I put my gun away and opened the door a little. Claudia peered up at me. “Hello, Claudia. I don’t have a lot of time-”
“It’s not that,” she said, and glanced down the stairwell. “I just thought you should know. There was a man here last night.”
“A man?”
She lowered her voice to a whisper. “A Russian. He knocked on your door, I could hear him from downstairs. Loud, that one. Loud.”
“Do you know what he wanted?”
“How should I know? But he was calling your name. He said he knew you were in. Then he left.”
“That’s all he said?”
“That’s it. You weren’t there, were you?”
I shook my head.
“That’s what I thought. I’d heard you go out earlier. But I wasn’t about to open my door and tell him.

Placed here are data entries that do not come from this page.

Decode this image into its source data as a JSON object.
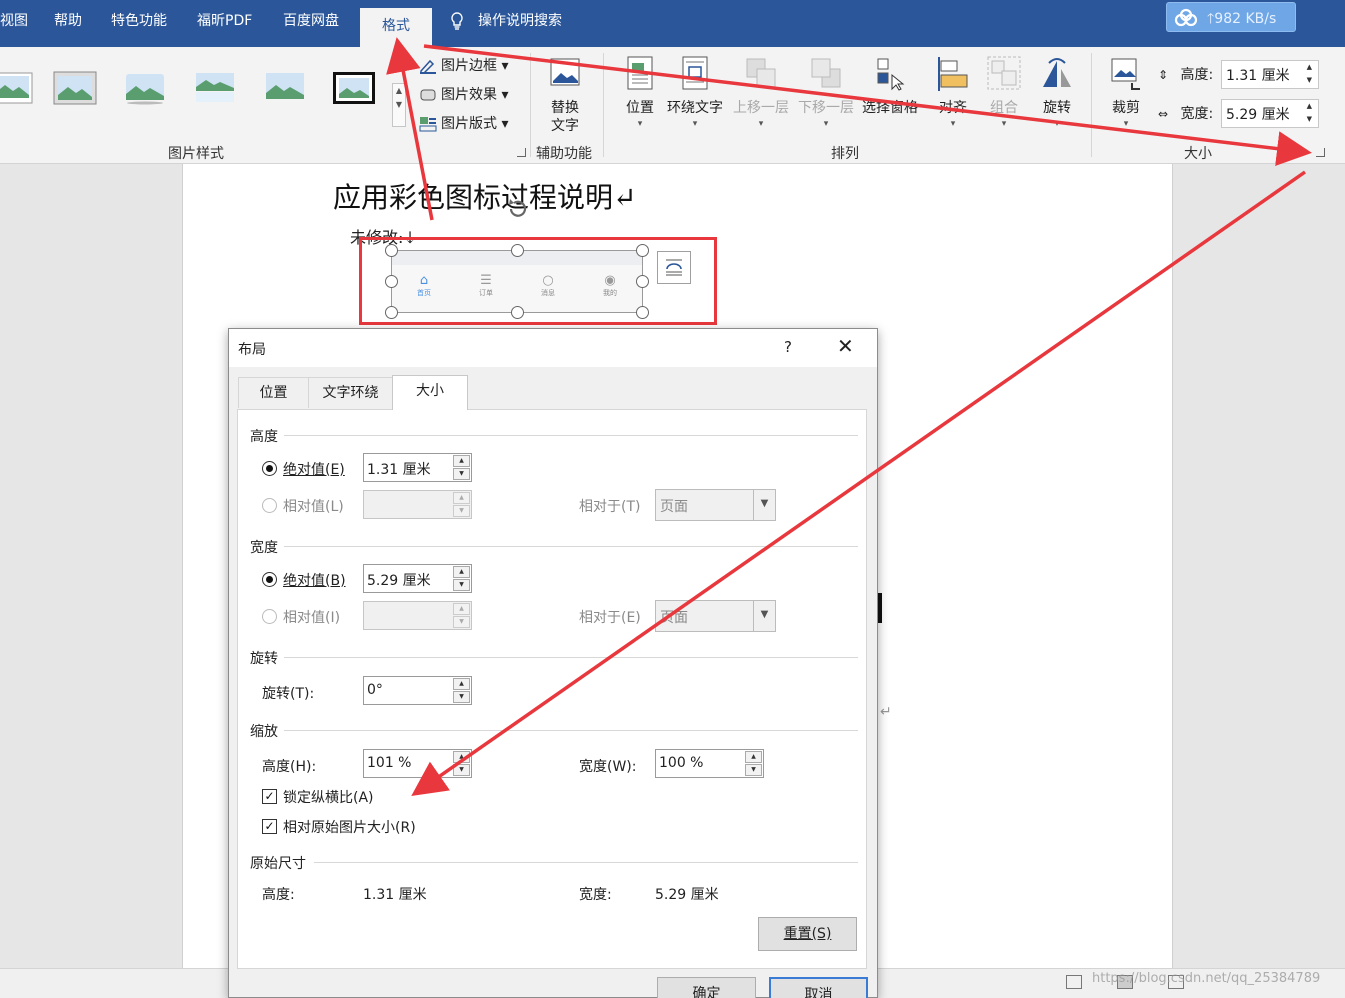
{
  "menubar": {
    "items": [
      "视图",
      "帮助",
      "特色功能",
      "福昕PDF",
      "百度网盘"
    ],
    "active_tab": "格式",
    "search": "操作说明搜索",
    "cloud_speed": "982 KB/s"
  },
  "ribbon": {
    "picture_styles_label": "图片样式",
    "picture_border": "图片边框",
    "picture_effects": "图片效果",
    "picture_layout": "图片版式",
    "accessibility_label": "辅助功能",
    "alt_text_line1": "替换",
    "alt_text_line2": "文字",
    "arrange_label": "排列",
    "position": "位置",
    "wrap_text": "环绕文字",
    "bring_forward": "上移一层",
    "send_backward": "下移一层",
    "selection_pane": "选择窗格",
    "align": "对齐",
    "group": "组合",
    "rotate": "旋转",
    "crop": "裁剪",
    "size_label": "大小",
    "height_label": "高度:",
    "height_value": "1.31 厘米",
    "width_label": "宽度:",
    "width_value": "5.29 厘米"
  },
  "document": {
    "title": "应用彩色图标过程说明↵",
    "subtitle": "未修改:↓",
    "nav_labels": [
      "首页",
      "订单",
      "消息",
      "我的"
    ],
    "para_mark": "↵"
  },
  "dialog": {
    "title": "布局",
    "help": "?",
    "tabs": [
      "位置",
      "文字环绕",
      "大小"
    ],
    "height_section": "高度",
    "absolute_h": "绝对值(E)",
    "absolute_h_value": "1.31 厘米",
    "relative_h": "相对值(L)",
    "relative_to_t": "相对于(T)",
    "page_t": "页面",
    "width_section": "宽度",
    "absolute_w": "绝对值(B)",
    "absolute_w_value": "5.29 厘米",
    "relative_w": "相对值(I)",
    "relative_to_e": "相对于(E)",
    "page_e": "页面",
    "rotate_section": "旋转",
    "rotation_label": "旋转(T):",
    "rotation_value": "0°",
    "scale_section": "缩放",
    "scale_h_label": "高度(H):",
    "scale_h_value": "101 %",
    "scale_w_label": "宽度(W):",
    "scale_w_value": "100 %",
    "lock_aspect": "锁定纵横比(A)",
    "relative_original": "相对原始图片大小(R)",
    "original_section": "原始尺寸",
    "orig_h_label": "高度:",
    "orig_h_value": "1.31 厘米",
    "orig_w_label": "宽度:",
    "orig_w_value": "5.29 厘米",
    "reset": "重置(S)",
    "ok": "确定",
    "cancel": "取消"
  },
  "status": {
    "watermark": "https://blog.csdn.net/qq_25384789"
  },
  "colors": {
    "ribbon_blue": "#2b579a",
    "annotation_red": "#e8383d"
  }
}
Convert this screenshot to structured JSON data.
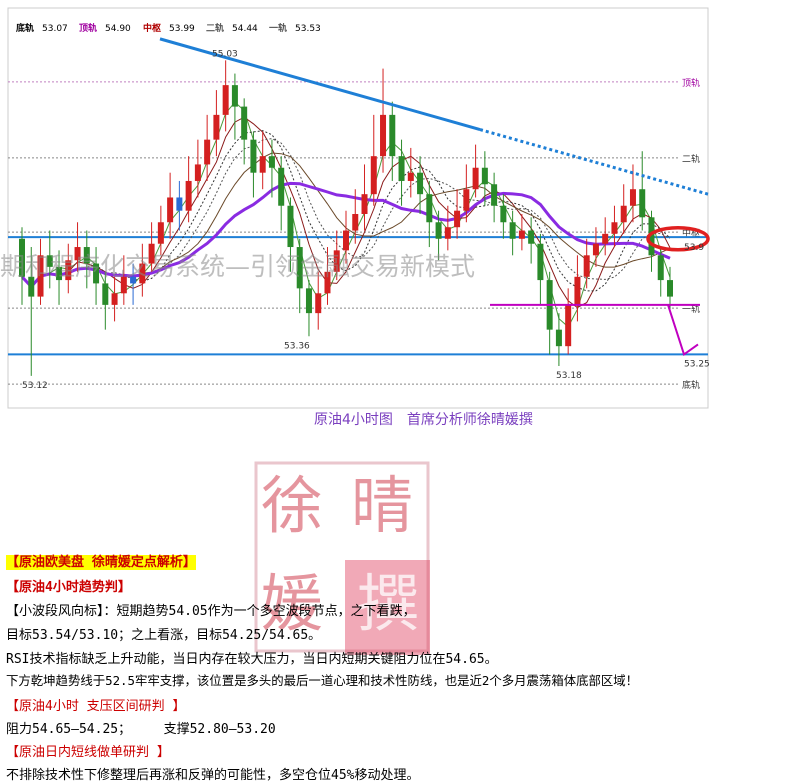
{
  "chart_data": {
    "type": "candlestick",
    "title": "原油4小时图　首席分析师徐晴媛撰",
    "indicator_bar": [
      {
        "label": "底轨",
        "value": "53.07",
        "color": "#000000"
      },
      {
        "label": "顶轨",
        "value": "54.90",
        "color": "#a000a0"
      },
      {
        "label": "中枢",
        "value": "53.99",
        "color": "#b00000"
      },
      {
        "label": "二轨",
        "value": "54.44",
        "color": "#555555"
      },
      {
        "label": "一轨",
        "value": "53.53",
        "color": "#555555"
      }
    ],
    "ylim": [
      52.95,
      55.25
    ],
    "levels": [
      {
        "name": "顶轨",
        "value": 54.9,
        "color": "#c080c0",
        "style": "dotted"
      },
      {
        "name": "二轨",
        "value": 54.44,
        "color": "#888888",
        "style": "dotted"
      },
      {
        "name": "中枢",
        "value": 53.99,
        "color": "#888888",
        "style": "dotted"
      },
      {
        "name": "一轨",
        "value": 53.53,
        "color": "#888888",
        "style": "dotted"
      },
      {
        "name": "底轨",
        "value": 53.07,
        "color": "#888888",
        "style": "dotted"
      }
    ],
    "blue_support": [
      {
        "value": 53.96
      },
      {
        "value": 53.25
      }
    ],
    "price_labels": [
      {
        "text": "55.03",
        "value": 55.03
      },
      {
        "text": "53.36",
        "value": 53.36
      },
      {
        "text": "53.18",
        "value": 53.18
      },
      {
        "text": "53.12",
        "value": 53.12
      },
      {
        "text": "53.25",
        "value": 53.25
      },
      {
        "text": "53.9",
        "value": 53.9
      }
    ],
    "candles": [
      [
        53.95,
        53.72,
        54.02,
        53.55
      ],
      [
        53.72,
        53.6,
        53.9,
        53.12
      ],
      [
        53.6,
        53.85,
        53.95,
        53.55
      ],
      [
        53.85,
        53.78,
        54.0,
        53.65
      ],
      [
        53.78,
        53.7,
        53.88,
        53.55
      ],
      [
        53.7,
        53.82,
        53.92,
        53.62
      ],
      [
        53.82,
        53.9,
        54.05,
        53.75
      ],
      [
        53.9,
        53.8,
        54.0,
        53.65
      ],
      [
        53.8,
        53.68,
        53.9,
        53.55
      ],
      [
        53.68,
        53.55,
        53.75,
        53.4
      ],
      [
        53.55,
        53.62,
        53.72,
        53.45
      ],
      [
        53.62,
        53.72,
        53.85,
        53.55
      ],
      [
        53.72,
        53.68,
        53.8,
        53.55
      ],
      [
        53.68,
        53.8,
        53.92,
        53.6
      ],
      [
        53.8,
        53.92,
        54.05,
        53.75
      ],
      [
        53.92,
        54.05,
        54.15,
        53.85
      ],
      [
        54.05,
        54.2,
        54.35,
        53.95
      ],
      [
        54.2,
        54.12,
        54.3,
        54.0
      ],
      [
        54.12,
        54.3,
        54.45,
        54.05
      ],
      [
        54.3,
        54.4,
        54.55,
        54.2
      ],
      [
        54.4,
        54.55,
        54.7,
        54.3
      ],
      [
        54.55,
        54.7,
        54.85,
        54.45
      ],
      [
        54.7,
        54.88,
        55.03,
        54.6
      ],
      [
        54.88,
        54.75,
        54.95,
        54.55
      ],
      [
        54.75,
        54.55,
        54.8,
        54.4
      ],
      [
        54.55,
        54.35,
        54.6,
        54.2
      ],
      [
        54.35,
        54.45,
        54.6,
        54.25
      ],
      [
        54.45,
        54.38,
        54.55,
        54.2
      ],
      [
        54.38,
        54.15,
        54.45,
        54.0
      ],
      [
        54.15,
        53.9,
        54.2,
        53.75
      ],
      [
        53.9,
        53.65,
        53.95,
        53.5
      ],
      [
        53.65,
        53.5,
        53.7,
        53.36
      ],
      [
        53.5,
        53.62,
        53.75,
        53.4
      ],
      [
        53.62,
        53.75,
        53.9,
        53.55
      ],
      [
        53.75,
        53.88,
        54.0,
        53.7
      ],
      [
        53.88,
        54.0,
        54.12,
        53.8
      ],
      [
        54.0,
        54.1,
        54.25,
        53.92
      ],
      [
        54.1,
        54.22,
        54.4,
        54.0
      ],
      [
        54.22,
        54.45,
        54.7,
        54.15
      ],
      [
        54.45,
        54.7,
        54.98,
        54.35
      ],
      [
        54.7,
        54.45,
        54.78,
        54.3
      ],
      [
        54.45,
        54.3,
        54.55,
        54.15
      ],
      [
        54.3,
        54.35,
        54.5,
        54.2
      ],
      [
        54.35,
        54.22,
        54.45,
        54.1
      ],
      [
        54.22,
        54.05,
        54.3,
        53.9
      ],
      [
        54.05,
        53.95,
        54.12,
        53.82
      ],
      [
        53.95,
        54.02,
        54.15,
        53.88
      ],
      [
        54.02,
        54.12,
        54.25,
        53.95
      ],
      [
        54.12,
        54.25,
        54.4,
        54.05
      ],
      [
        54.25,
        54.38,
        54.52,
        54.2
      ],
      [
        54.38,
        54.28,
        54.48,
        54.15
      ],
      [
        54.28,
        54.15,
        54.35,
        54.05
      ],
      [
        54.15,
        54.05,
        54.22,
        53.95
      ],
      [
        54.05,
        53.95,
        54.12,
        53.85
      ],
      [
        53.95,
        54.0,
        54.1,
        53.88
      ],
      [
        54.0,
        53.92,
        54.08,
        53.8
      ],
      [
        53.92,
        53.7,
        53.98,
        53.55
      ],
      [
        53.7,
        53.4,
        53.75,
        53.25
      ],
      [
        53.4,
        53.3,
        53.5,
        53.18
      ],
      [
        53.3,
        53.55,
        53.65,
        53.25
      ],
      [
        53.55,
        53.72,
        53.85,
        53.45
      ],
      [
        53.72,
        53.85,
        53.95,
        53.65
      ],
      [
        53.85,
        53.92,
        54.02,
        53.78
      ],
      [
        53.92,
        53.98,
        54.08,
        53.85
      ],
      [
        53.98,
        54.05,
        54.15,
        53.9
      ],
      [
        54.05,
        54.15,
        54.28,
        53.98
      ],
      [
        54.15,
        54.25,
        54.4,
        54.05
      ],
      [
        54.25,
        54.08,
        54.48,
        54.0
      ],
      [
        54.08,
        53.85,
        54.12,
        53.75
      ],
      [
        53.85,
        53.7,
        53.9,
        53.6
      ],
      [
        53.7,
        53.6,
        53.78,
        53.5
      ]
    ],
    "resist_trend": {
      "start_value": 55.16,
      "end_value": 54.22
    },
    "projection": {
      "from": 53.55,
      "to": 53.25
    },
    "annotation_circle_value": 53.95
  },
  "commentary": {
    "header": "【原油欧美盘 徐晴媛定点解析】",
    "trend_title": "【原油4小时趋势判】",
    "line1": "【小波段风向标】：短期趋势54.05作为一个多空波段节点，之下看跌，",
    "line2": " 目标53.54/53.10；之上看涨，目标54.25/54.65。",
    "line3": "RSI技术指标缺乏上升动能，当日内存在较大压力，当日内短期关键阻力位在54.65。",
    "line4": "下方乾坤趋势线于52.5牢牢支撑，该位置是多头的最后一道心理和技术性防线，也是近2个多月震荡箱体底部区域！",
    "range_title": "【原油4小时 支压区间研判 】",
    "range_line": "阻力54.65—54.25；　　　支撑52.80—53.20",
    "intraday_title": "【原油日内短线做单研判 】",
    "intraday_line": "不排除技术性下修整理后再涨和反弹的可能性，多空仓位45%移动处理。"
  },
  "watermark": "期和程序化交易系统—引领金融交易新模式",
  "stamp_chars": [
    "徐",
    "晴",
    "媛",
    "撰"
  ],
  "colors": {
    "accent_red": "#cc0000",
    "highlight": "#ffff00",
    "trend_blue": "#1e7fd6",
    "purple": "#8a2be2",
    "magenta": "#c000c0"
  }
}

I’m not that kind, you see.” She smiled and patted my hand on the door to assure me of this.
“Thank you, Claudia. I appreciate it.”
She tried in vain to peer past me into the apartment, then rocked back on her heels and shrugged. “We’re neighbors, Ferenc. It’s nothing.”
After I’d heard her footsteps descend the steps and her door open and shut, I sat across from Louis. “Did you tell them about this trip?”
“Them?”
“Yalta Boulevard.”
He shook his head. “I stopped that after my last visit. They’ve tried to get me back, but I haven’t done anything for them since.”
Leonek pocketed his pistol. “Louis checked into the Metropol, and the hotel sent in the daily registration report. Of course they know he’s in town.”
I walked over to the radio set. “And when Kaminski went to Louis’s room, the lock was broken and the room was empty. But he didn’t think to check for our names on the register.” I looked at Leonek. “The three of us were very close to death in that hotel.”
84
He had been in there a while, so I knocked on the bathroom door, then opened it. Nestor was on the edge of the tub, wiping his nose with the back of his hand. He looked old and exhausted. I came in and closed the door. “What is it?”
“Nothing.” That’s when I realized he’d been crying. He said, “It’s just that I’ve ruined everything. I thought that when I got out of the camp I could make everything right. I would make some justice where there hadn’t been any before. But look at what I’ve done.”
I sat on the toilet and folded my hands on my knees. The bathroom was very white, and it hurt my eyes.